Abstract
Lolium perenne (perennial ryegrass) is the primary pasture crop supporting New Zealand’s agricultural industry. Limited genetic gains have been made with current breeding strategies compared to other grass crops such as rice and maize, which have benefited from the use of complementary inbred parental lines to generate vigorous and uniform hybrid offspring. One of the largest constraints on producing hybrid cultivars in L. perenne is self-incompatibility. This prevents the production of inbred lines and limits the ability to both purge deleterious alleles and fix agronomically advantageous traits in breeding populations. The ability to overcome self-incompatibility, either naturally or through engineering, would be a desirable trait for NZ’s agricultural industry.
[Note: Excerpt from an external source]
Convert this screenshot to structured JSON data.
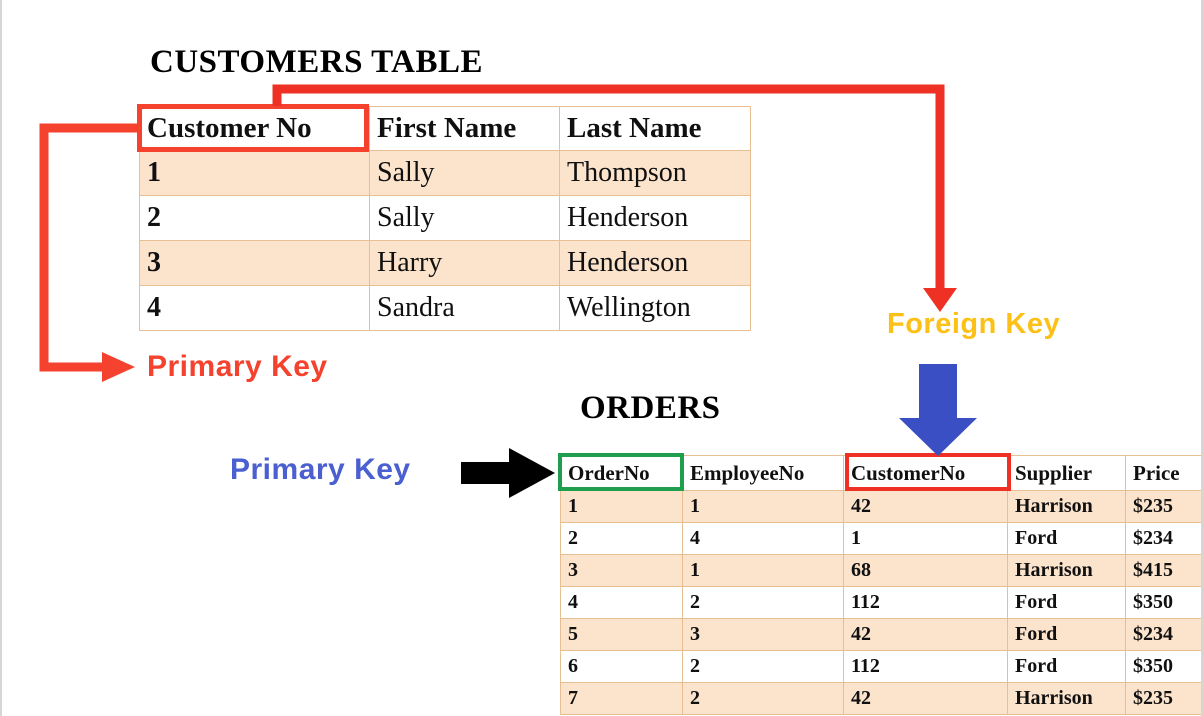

One naturally occurring mutation that can overcome the self-incompatibility mechanism has been identified as a mutant allele termed the SF-locus. This locus has been identified in several populations and has been mapped to a region on chromosome 5.
To increase genetic gain in NZ L. perenne, this project aimed to introgress the SF-locus from a European, self-compatible population, into a New Zealand elite L. perenne cultivar and subsequently develop an inbred line that could be used to select for desirable traits. This was conducted through the development of a breeding plan that initially crossed the two populations and was followed by two subsequent rounds of inbreeding. The success of the breeding programme was assessed genomically to determine population structure. The genomic information was also used to investigate the allelic proportions and degree of inbreeding, at the completion of the breeding programme, which indicated that inbreeding increased with each generation of selfing.
Genetic markers specific to the SF-locus in the NZ self-compatible population were developed utilising genomic resources. The markers located the SF-locus to a ~1.6 Mb region, and were used to genotype the inbred offspring produced through the breeding process. The development of genetic markers specific to the NZ elite population was required to identify plants containing the SF-locus reliably and accurately. Identifying these markers means the SF-locus can be tracked after introgression into elite NZ L. perenne breeding populations, producing inbred lines with agronomically advantageous traits specific to NZ.
Identifying the genetic region containing the SF-locus also enabled the investigation of candidate causal genes. Prior research on potential causal genes was based on syntenic regions and functional predictions. As the SF-locus is pollen-expressed, transcriptomic analysis on pollen from both self-compatible and self-incompatible plants was assessed to determine differential expression. This provided a set of putative causal genes that were functionally annotated. A hypothetical model of how the L. perenne SI system could be overcome by the SF-locus was developed based on the results of the analyses.